There is a flood of global capital vying for opportunities to invest in zero-emissions infrastructure assets, driven in part by the rise of sustainable finance and environmental, social and governance (ESG) investing.
“India [with its installed renewable capacity target of ‘450 GW by 2030’] presents attractive prospects for these investors to deploy capital and gain exposure to the country’s growing renewable energy sector,” says Srivastava, “while also helping developers to secure low-cost capital from optimum sources.”
Srivastava says Indian companies should continue to leverage the breadth of funding avenues for capacity expansion on the most advantageous financing terms.
Green/sustainability bonds let developers secure long-term capital at competitive rates from a diverse set of investors. Developers could also monetize operational cash-generating assets through infrastructure investment trusts.

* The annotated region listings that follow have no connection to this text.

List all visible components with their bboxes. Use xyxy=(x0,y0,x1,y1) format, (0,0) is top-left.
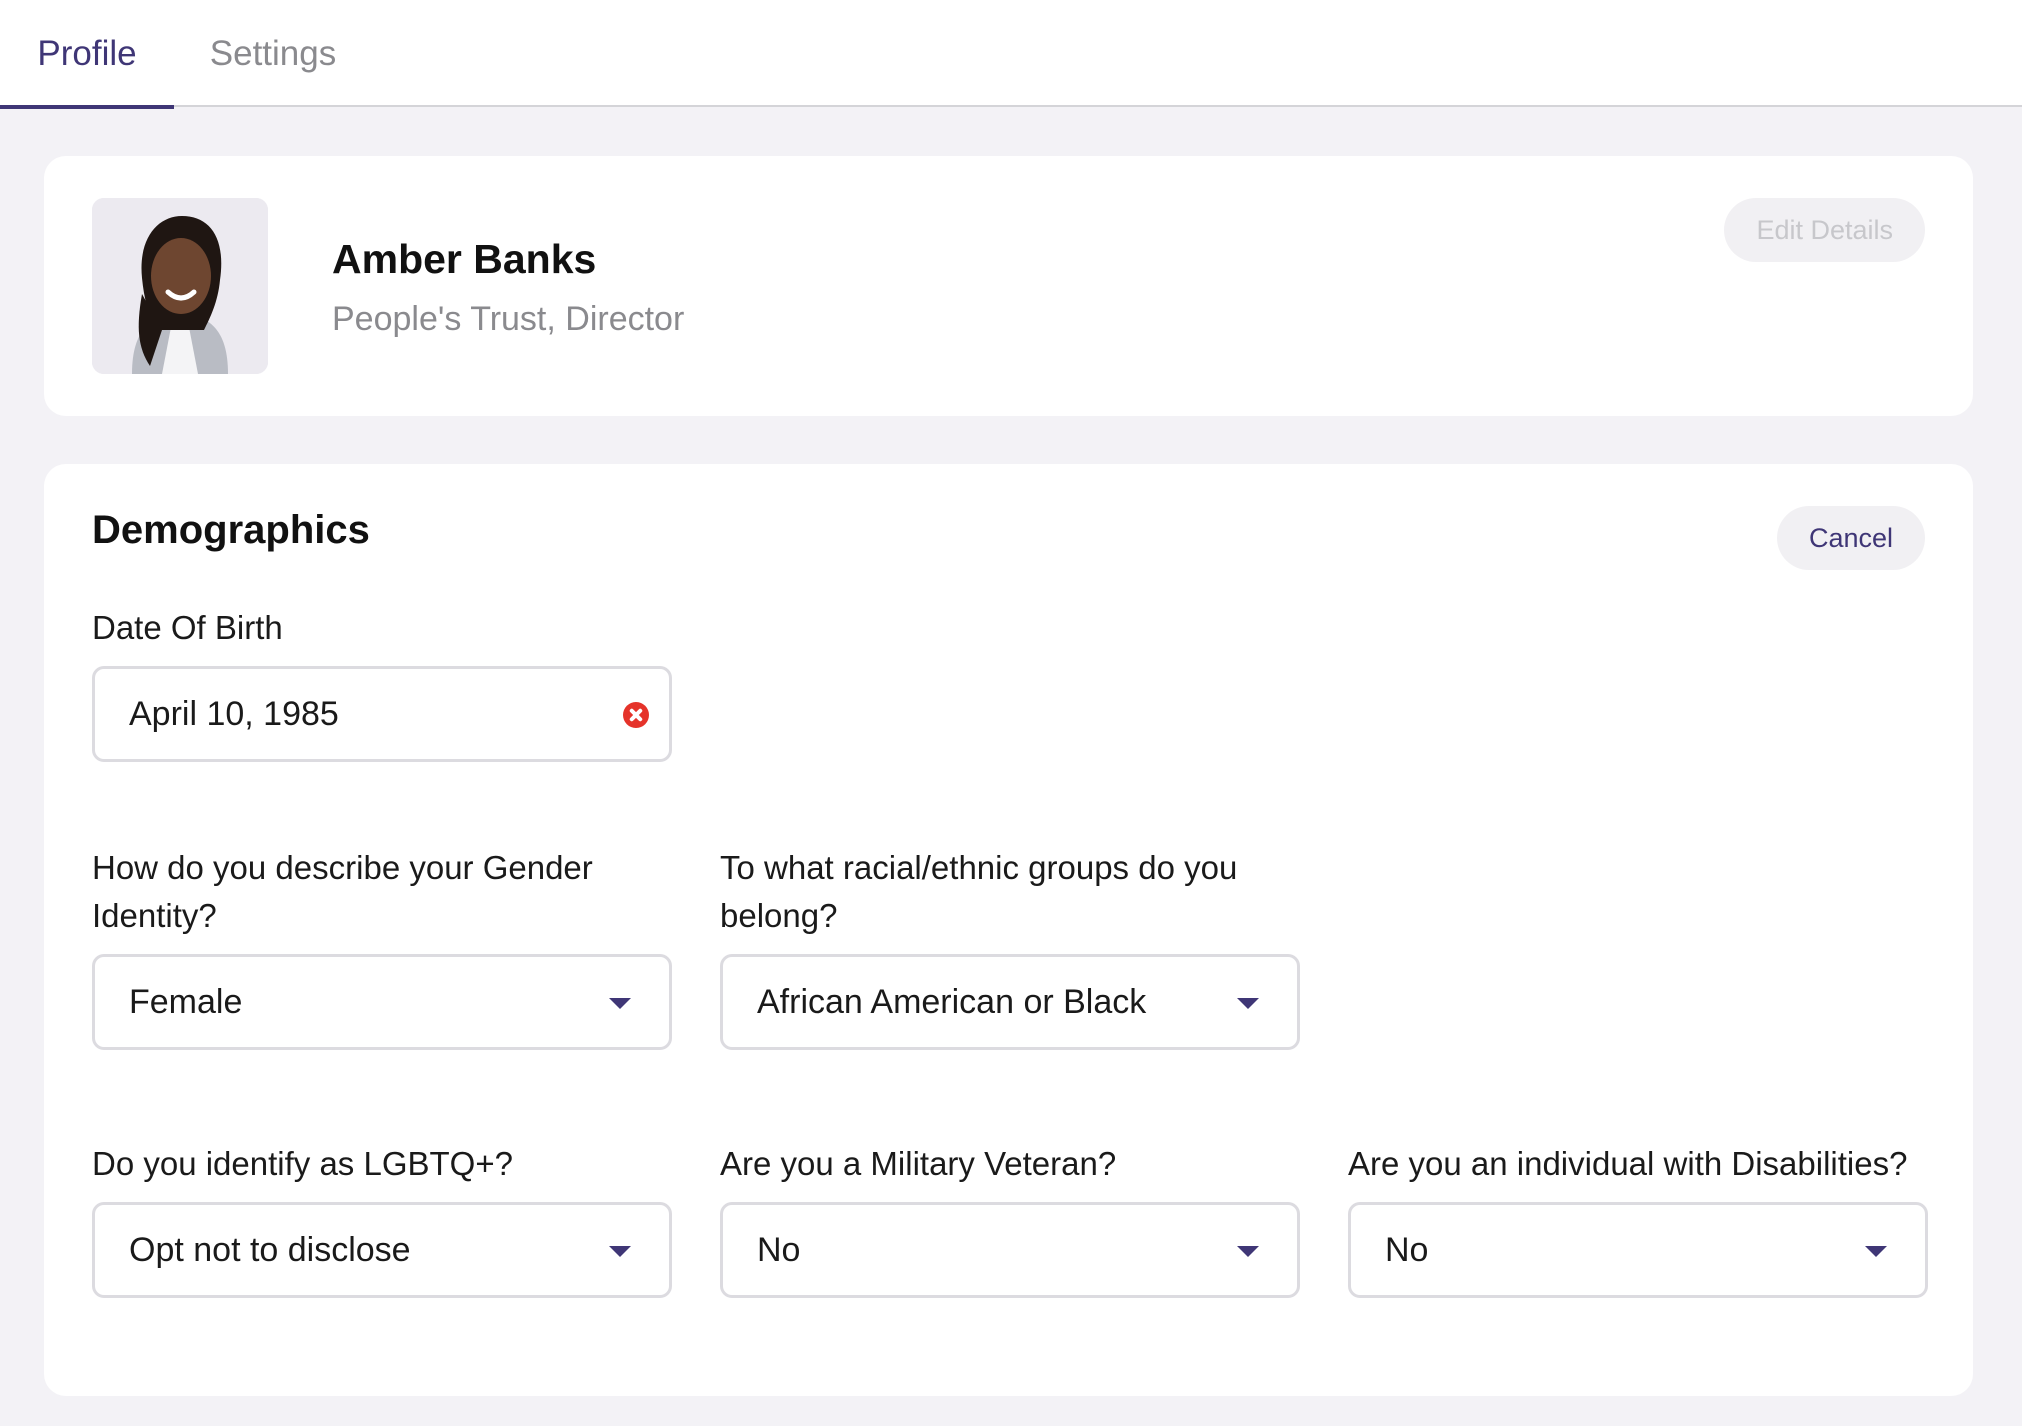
race-select[interactable]: African American or Black xyxy=(720,954,1300,1050)
chevron-down-icon xyxy=(1237,998,1259,1009)
gender-value: Female xyxy=(129,983,243,1021)
profile-name: Amber Banks xyxy=(332,236,597,282)
lgbtq-label: Do you identify as LGBTQ+? xyxy=(92,1145,513,1182)
dob-label: Date Of Birth xyxy=(92,609,283,646)
chevron-down-icon xyxy=(609,998,631,1009)
tab-settings[interactable]: Settings xyxy=(198,0,348,107)
disability-select[interactable]: No xyxy=(1348,1202,1928,1298)
race-label: To what racial/ethnic groups do you belo… xyxy=(720,849,1238,934)
profile-card: Amber Banks People's Trust, Director Edi… xyxy=(44,156,1973,416)
dob-field[interactable]: April 10, 1985 xyxy=(92,666,672,762)
lgbtq-value: Opt not to disclose xyxy=(129,1231,411,1269)
tab-profile[interactable]: Profile xyxy=(0,0,174,109)
profile-org-title: People's Trust, Director xyxy=(332,300,685,338)
section-title: Demographics xyxy=(92,508,370,552)
gender-select[interactable]: Female xyxy=(92,954,672,1050)
race-value: African American or Black xyxy=(757,983,1147,1021)
gender-label: How do you describe your Gender Identity… xyxy=(92,849,593,934)
chevron-down-icon xyxy=(1865,1246,1887,1257)
veteran-value: No xyxy=(757,1231,801,1269)
demographics-card: Demographics Cancel Date Of Birth April … xyxy=(44,464,1973,1396)
chevron-down-icon xyxy=(1237,1246,1259,1257)
disability-value: No xyxy=(1385,1231,1429,1269)
clear-icon[interactable] xyxy=(623,702,649,728)
cancel-button[interactable]: Cancel xyxy=(1776,506,1925,570)
profile-photo-icon xyxy=(92,198,268,374)
disability-label: Are you an individual with Disabilities? xyxy=(1348,1145,1908,1182)
lgbtq-select[interactable]: Opt not to disclose xyxy=(92,1202,672,1298)
veteran-label: Are you a Military Veteran? xyxy=(720,1145,1117,1182)
dob-value: April 10, 1985 xyxy=(129,695,339,733)
veteran-select[interactable]: No xyxy=(720,1202,1300,1298)
chevron-down-icon xyxy=(609,1246,631,1257)
edit-details-button[interactable]: Edit Details xyxy=(1724,198,1925,262)
avatar xyxy=(92,198,268,374)
tab-bar: Profile Settings xyxy=(0,0,2022,109)
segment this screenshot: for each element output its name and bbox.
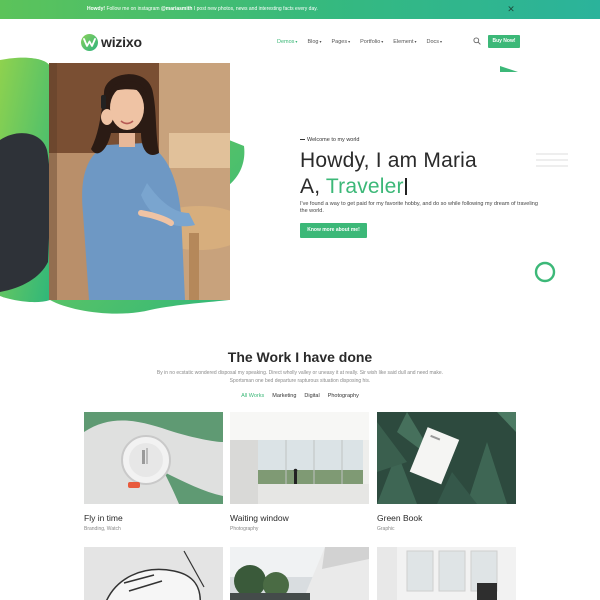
portfolio-title: Waiting window (230, 513, 289, 523)
announcement-text-b: I post new photos, news and interesting … (192, 6, 318, 12)
hero-title-accent: Traveler (325, 175, 404, 198)
chevron-down-icon: ▾ (440, 39, 443, 44)
portfolio-category: Branding, Watch (84, 526, 121, 532)
filter-photography[interactable]: Photography (328, 393, 359, 399)
nav-item-docs[interactable]: Docs▾ (427, 39, 443, 45)
portfolio-card[interactable] (84, 547, 223, 600)
hero-photo (49, 63, 230, 300)
portfolio-image-shoe (84, 547, 223, 600)
nav-item-demos[interactable]: Demos▾ (277, 39, 297, 45)
portfolio-card[interactable]: Fly in time Branding, Watch (84, 412, 223, 532)
nav-label: Pages (331, 39, 348, 45)
hero-title: Howdy, I am Maria A, Traveler (300, 148, 540, 200)
portfolio-image-interior (377, 547, 516, 600)
nav-label: Demos (277, 39, 295, 45)
announcement-text: Howdy! Follow me on instagram @mariasmit… (87, 0, 318, 19)
main-nav: Demos▾ Blog▾ Pages▾ Portfolio▾ Element▾ … (277, 35, 452, 49)
portfolio-title: Fly in time (84, 513, 123, 523)
page: Howdy! Follow me on instagram @mariasmit… (0, 0, 600, 600)
portfolio-card[interactable] (230, 547, 369, 600)
hero-eyebrow: Welcome to my world (300, 137, 359, 143)
works-filters: All Works Marketing Digital Photography (0, 393, 600, 399)
nav-label: Portfolio (360, 39, 381, 45)
nav-label: Element (393, 39, 414, 45)
dash-decoration (300, 139, 305, 141)
nav-label: Blog (307, 39, 319, 45)
typing-cursor (404, 178, 407, 195)
nav-item-blog[interactable]: Blog▾ (307, 39, 321, 45)
announcement-lead: Howdy! (87, 6, 106, 12)
portfolio-image-window (230, 412, 369, 504)
chevron-down-icon: ▾ (348, 39, 351, 44)
chevron-down-icon: ▾ (381, 39, 384, 44)
brand-name: wizixo (101, 34, 142, 50)
hero-eyebrow-text: Welcome to my world (307, 137, 360, 143)
know-more-button[interactable]: Know more about me! (300, 223, 367, 238)
announcement-bar: Howdy! Follow me on instagram @mariasmit… (0, 0, 600, 19)
chevron-down-icon: ▾ (319, 39, 322, 44)
filter-marketing[interactable]: Marketing (272, 393, 296, 399)
dark-blob-shape (0, 133, 51, 292)
instagram-handle-link[interactable]: @mariasmith (161, 6, 193, 12)
hero-description: I've found a way to get paid for my favo… (300, 201, 538, 214)
corner-triangle-shape (500, 66, 518, 72)
logo[interactable]: wizixo (81, 33, 142, 51)
search-icon[interactable] (473, 37, 481, 45)
announcement-text-a: Follow me on instagram (105, 6, 161, 12)
portfolio-image-book (377, 412, 516, 504)
buy-now-button[interactable]: Buy Now! (488, 35, 520, 48)
chevron-down-icon: ▾ (414, 39, 417, 44)
portfolio-card[interactable]: Green Book Graphic (377, 412, 516, 532)
stripes-decoration (536, 153, 568, 167)
nav-item-pages[interactable]: Pages▾ (331, 39, 350, 45)
portfolio-card[interactable] (377, 547, 516, 600)
filter-all-works[interactable]: All Works (241, 393, 264, 399)
portfolio-card[interactable]: Waiting window Photography (230, 412, 369, 532)
nav-label: Docs (426, 39, 440, 45)
close-icon[interactable]: ✕ (506, 0, 516, 19)
logo-mark-icon (81, 33, 98, 51)
chevron-down-icon: ▾ (295, 39, 298, 44)
ring-decoration (534, 261, 556, 283)
portfolio-title: Green Book (377, 513, 423, 523)
portfolio-category: Photography (230, 526, 259, 532)
works-subtitle: By in no ecstatic wondered disposal my s… (156, 370, 444, 384)
filter-digital[interactable]: Digital (304, 393, 319, 399)
portfolio-image-watch (84, 412, 223, 504)
portfolio-category: Graphic (377, 526, 395, 532)
works-title: The Work I have done (227, 349, 373, 365)
hero-title-prefix: A, (300, 175, 326, 198)
nav-item-element[interactable]: Element▾ (393, 39, 416, 45)
hero-title-line1: Howdy, I am Maria (300, 149, 477, 172)
portfolio-image-building (230, 547, 369, 600)
nav-item-portfolio[interactable]: Portfolio▾ (360, 39, 383, 45)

Joint ventures with oil and gas majors diversifying into zero emissions, and loans from offshore lenders committed to supporting renewable energy projects globally, and loans from multilateral development banks such as the World Bank, the International Finance Corporation (IFC), the Asian Development Bank (ADB), Germany’s KfW and Japan International Cooperation Agency (JICA) are the other options available to them.
However, to secure the global capital for RE projects, companies will need to adopt green/sustainability bond frameworks, enhance credit ratings of projects, adopt globally recognized ESG frameworks and principles, ringfence renewable assets, and create a robust investor outreach program, the report says.
For conventional utilities such as NTPC and Tata Power, this will mean delivering on commitments not to build new coal plants beyond current pipelines. AGEL will need to convince its parent Adani Group that aligning with the Paris Agreement is a prerequisite to accessing the widening pool of global investors eager to deploy capital into India’s energy transition, the report concludes.